И снова листья, листья перед глазами Номаха, летят, мечутся, падают.
Они то заполняют огненным роем зрачки Номаха, то уносятся прочь, оставляя голую бездонную черноту.
– Что, Жиль, ужасно ведь помирать вот так, как он? Без имени, без родины, а? – спрашивает человек у стены.
– Согласен. Он ведь никто. Жил наверняка как ничтожество, так же и помирает.
– Ты бы потише говорил. Вдруг он слышит нас.
– Плевать, – беззаботно отзывается тот. – Лежит тут ветошью. Никому не известный, никому не нужный. К нему ведь даже никто и не приходил за все это время. Одно слово, ничтожество.
Серолицый Жиль замолчал, повернулся все с тем же скрипом.
– Мы, конечно, тоже звезд с неба не хватаем, но у нас все же хоть кто-то есть. – Он замолкает, вспоминая. – А твоя жена еще ничего. Помрешь, женюсь на ней. – Он хохочет, вспоминая располневшую мадам с потной челкой, выбившейся из-под ношеной шляпки.
Человек у стены вздыхает.
– Бог хранит тебя, идиота.
– Почему?
– Да хотя бы потому, что я нескоро помру. И еще скажу тебе, что в окопах под Верденом я чувствовал себя лучше, чем рядом с ней.
Звенит где-то колокольчик. Слышится цоканье конских подков по мостовой. Легкие облака над Парижем совсем исчезают, открывается холодное, как отблеск на полированной стали, солнце. Деревья вспыхивают ярким светом. Ветер с удвоенной силой бьет в окна. Листья мельтешат, словно кто-то трясет пестрой тканью.
Рука Номаха падает вниз, он приходит в себя. Шея его напрягается, он подается вперед.
– Дергается. Может, доктора позвать? – спрашивает Жиль.
– Сходи, – не оборачиваясь, отвечает человек у стены.
– Щусь… Сашко-брат… Волин… Тарновский… Левка… – шелестит Номах, видя мелькающие листья. – Лепетченко… Михась… Горох… Маруся…
Листья заполняют его глаза.
– Аршин… Таня… Шорох… Вика… Соловей… Козел… Кудрявый…
– Что он там все время шепчет? – ворчит Жиль.
– Откуда мне знать?
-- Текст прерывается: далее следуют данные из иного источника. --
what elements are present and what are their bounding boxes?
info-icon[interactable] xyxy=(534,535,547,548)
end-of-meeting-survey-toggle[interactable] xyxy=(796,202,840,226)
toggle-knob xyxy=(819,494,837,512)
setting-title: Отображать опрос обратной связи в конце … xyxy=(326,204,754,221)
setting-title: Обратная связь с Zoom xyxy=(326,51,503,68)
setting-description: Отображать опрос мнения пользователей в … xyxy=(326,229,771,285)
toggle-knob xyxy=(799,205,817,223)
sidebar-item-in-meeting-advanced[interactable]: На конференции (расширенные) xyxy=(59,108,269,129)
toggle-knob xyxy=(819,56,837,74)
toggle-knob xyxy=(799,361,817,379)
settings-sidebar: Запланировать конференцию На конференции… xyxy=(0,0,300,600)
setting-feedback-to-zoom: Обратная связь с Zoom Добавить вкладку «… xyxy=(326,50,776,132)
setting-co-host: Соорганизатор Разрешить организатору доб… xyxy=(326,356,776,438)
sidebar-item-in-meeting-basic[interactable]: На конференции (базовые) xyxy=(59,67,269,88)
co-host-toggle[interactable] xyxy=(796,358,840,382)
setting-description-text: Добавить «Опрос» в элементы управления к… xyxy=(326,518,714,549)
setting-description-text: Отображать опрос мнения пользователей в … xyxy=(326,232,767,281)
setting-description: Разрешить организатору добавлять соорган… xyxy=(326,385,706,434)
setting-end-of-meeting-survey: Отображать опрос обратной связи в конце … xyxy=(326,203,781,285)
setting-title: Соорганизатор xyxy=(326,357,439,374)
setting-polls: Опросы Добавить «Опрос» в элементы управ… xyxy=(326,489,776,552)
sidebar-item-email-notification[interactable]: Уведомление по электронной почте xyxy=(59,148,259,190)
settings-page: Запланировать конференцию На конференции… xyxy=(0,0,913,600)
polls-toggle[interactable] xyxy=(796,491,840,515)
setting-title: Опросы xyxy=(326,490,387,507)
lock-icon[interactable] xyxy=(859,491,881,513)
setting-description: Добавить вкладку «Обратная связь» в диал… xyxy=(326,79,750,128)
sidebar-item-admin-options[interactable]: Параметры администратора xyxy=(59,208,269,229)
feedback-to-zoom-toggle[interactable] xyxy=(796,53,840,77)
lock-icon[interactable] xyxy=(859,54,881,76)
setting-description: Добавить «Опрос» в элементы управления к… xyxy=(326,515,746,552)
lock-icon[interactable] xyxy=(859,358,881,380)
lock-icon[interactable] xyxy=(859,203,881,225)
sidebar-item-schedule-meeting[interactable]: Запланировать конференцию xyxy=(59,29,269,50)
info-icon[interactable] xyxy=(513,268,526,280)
Я не понимаю ни слова по-русски.
– Я тоже.
– Наверное, молится.
– Говорят, в России сейчас все безбожники.
– Серый… Шило… Ахмат… Назар… Бульба…
– Интересно, долго он будет так бредить?
– Заткни уши.
– Шолох… Вата… Панек… Люба…
– Он перед смертью какой-то громкий стал.
– Будем надеяться, что действительно перед смертью.
– Шостак… Галя… Карета… Серко… Лист…
– Странный язык, странные молитвы.
– Бес… Потап… Вано… Остап… Бенчик…
– Их молитвы всего лишь перевод наших. И, мне кажется, плохой перевод. От славян не стоит ожидать многого.
– Верка… Темрюк… Остуха… Чиж… Максюта… Братья… Братцы… Братцы… Наполненные светом листья мечутся в воздухе, словно во вращающемся калейдоскопе.
Слышится издалека детский гомон и женский крик:
– Сюда, дети, сюда!..
Осень шествует по Парижу, взмывая, возносясь и падая. Париж снисходительно улыбается, любуясь ею, словно пожилой господин новой любовницей. Сена уносит листву.
– Он заткнется когда-нибудь? Еще немного, и я придушу его подушкой, – говорит Жиль намеренно громко.
Сосед молчит.
Номах вздрагивает, вытягивается и замирает.
В больничной палате наступает тишина.
– Люблю тишину, – говорит Жиль, трет друг о друга светлые пятки и прячется под одеялом.
Проходит несколько минут, и сосед спрашивает:
– Почему он замолчал? Он жив?
– Мне все равно. Придет доктор, пощупает пульс.
Ветер за окном прекращает свою круговерть, падает и зарывается в палые листья. Воздух становится чист и прозрачен, как водка.
Казалось, где-то в небе зазвенела и оборвалась струна, заполнив весь мир своим отзвуком.
– Черт, в ушах словно колокольню построили. Ты как, нормально? – спрашивает Жиль, ковыряя ухо.
– Я спать хочу. И я уже устал говорить об этом.
– Ладно-ладно. Спи, если оно тебе так надо.
Чернота в глазах Номаха некоторое время еще пульсирует, отвечая ударам сердца, и останавливается, словно замерзшая среди зимы полынья.
Солнечные листья летят, стирая все цвета и оставляя только ослепительно белое поле, словно художник, закрашивающий известкой неудавшееся полотно. Мазки ложатся все плотнее, сливаются друг с другом. Белизна захватывает мир и наконец поглощает Номаха.